I currently have a dataset, where it is possible for an person to have multiple records in one month, and I only want to take the first. To do this, I am using the row_number function, and my code is along the lines of the following:

select 
    person_id, date,
    year(date) as year, month(date) as month,
    row_number() over(partition by person_id, month order by date)
from 
    data
where 
    (person_id, date, extract(year from date), 
     extract(month from date)) not in (select person_id, min_date, 
                                              extract(year from min_date), 
                                              extract(month from min_date) from first_date)

For a person/month that only has two rows, the row numbers are 4&5 respectively. The Rank function returns the same result.

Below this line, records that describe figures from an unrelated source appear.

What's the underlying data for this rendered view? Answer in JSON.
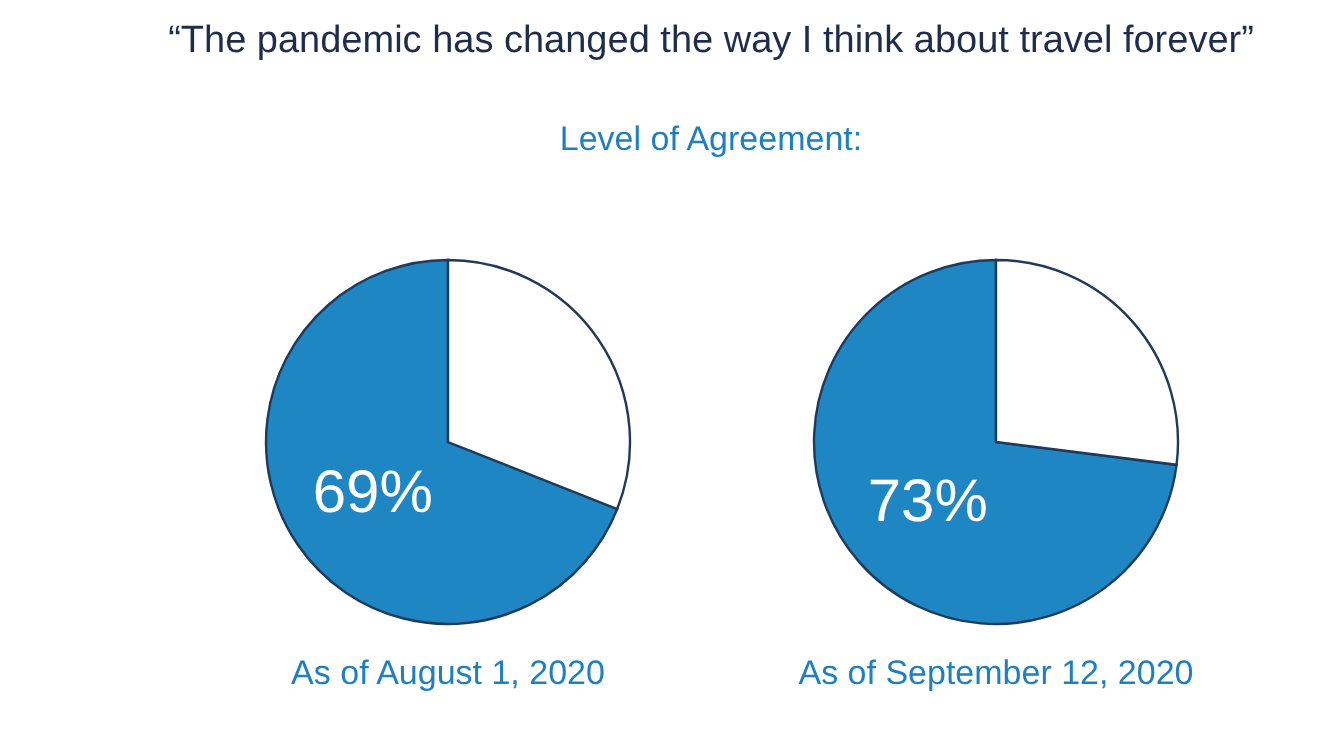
{
  "chart_data": [
    {
      "type": "pie",
      "title": "“The pandemic has changed the way I think about travel forever”",
      "subtitle": "Level of Agreement:",
      "xlabel": "As of August 1, 2020",
      "categories": [
        null,
        null
      ],
      "values": [
        69,
        31
      ],
      "colors": [
        "#1e86c2",
        "#ffffff"
      ],
      "value_labels": [
        "69%",
        null
      ]
    },
    {
      "type": "pie",
      "xlabel": "As of September 12, 2020",
      "categories": [
        null,
        null
      ],
      "values": [
        73,
        27
      ],
      "colors": [
        "#1e86c2",
        "#ffffff"
      ],
      "value_labels": [
        "73%",
        null
      ]
    }
  ]
}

I tried reference the code above as a CTE and define the row number when selecting from it, and ran into the same issue.

with cte_1 as (
    select person_id, date,
    year(date) as year, month(date) as month
    from data
    where 
        (
        person_id, 
        date, 
        extract(year from date), 
        extract(month from date)
        ) not in (
            select person_id, 
            min_date, 
            extract(year from min_date), 
            extract(month from min_date) from first_date
        )
)
select *, row_number() over(partition by person_id, month order by date)
from cte_1

I tried ANOTHER CTE, and it worked correctly.

with cte_1 as (
    select person_id, date,
    year(date) as year, month(date) as month
    from data
    where 
        (
        person_id, 
        date, 
        extract(year from date), 
        extract(month from date)
        ) not in (
            select person_id, 
            min_date, 
            extract(year from min_date), 
            extract(month from min_date) from first_date
        )
)
,cte_2 as (
select *
from cte_1
)

select *, row_number() over(partition by person_id, month order by date)
from cte_2

Does anyone know why this could possibly be happening?


Solution

  • The issue here ended up being pretty simple, I needed to partition over id, year, and month. I was seeing strange results, because for instance January 2018, January 2019, and January 2020 would all be in the same partition. Since I was only filtering for January 2020 I would only see the higher row numbers.

    It is still strange to me that Adding an additional CTE seemingly fixes the issue, but it is likely that it just obscures it rather than fixing anything.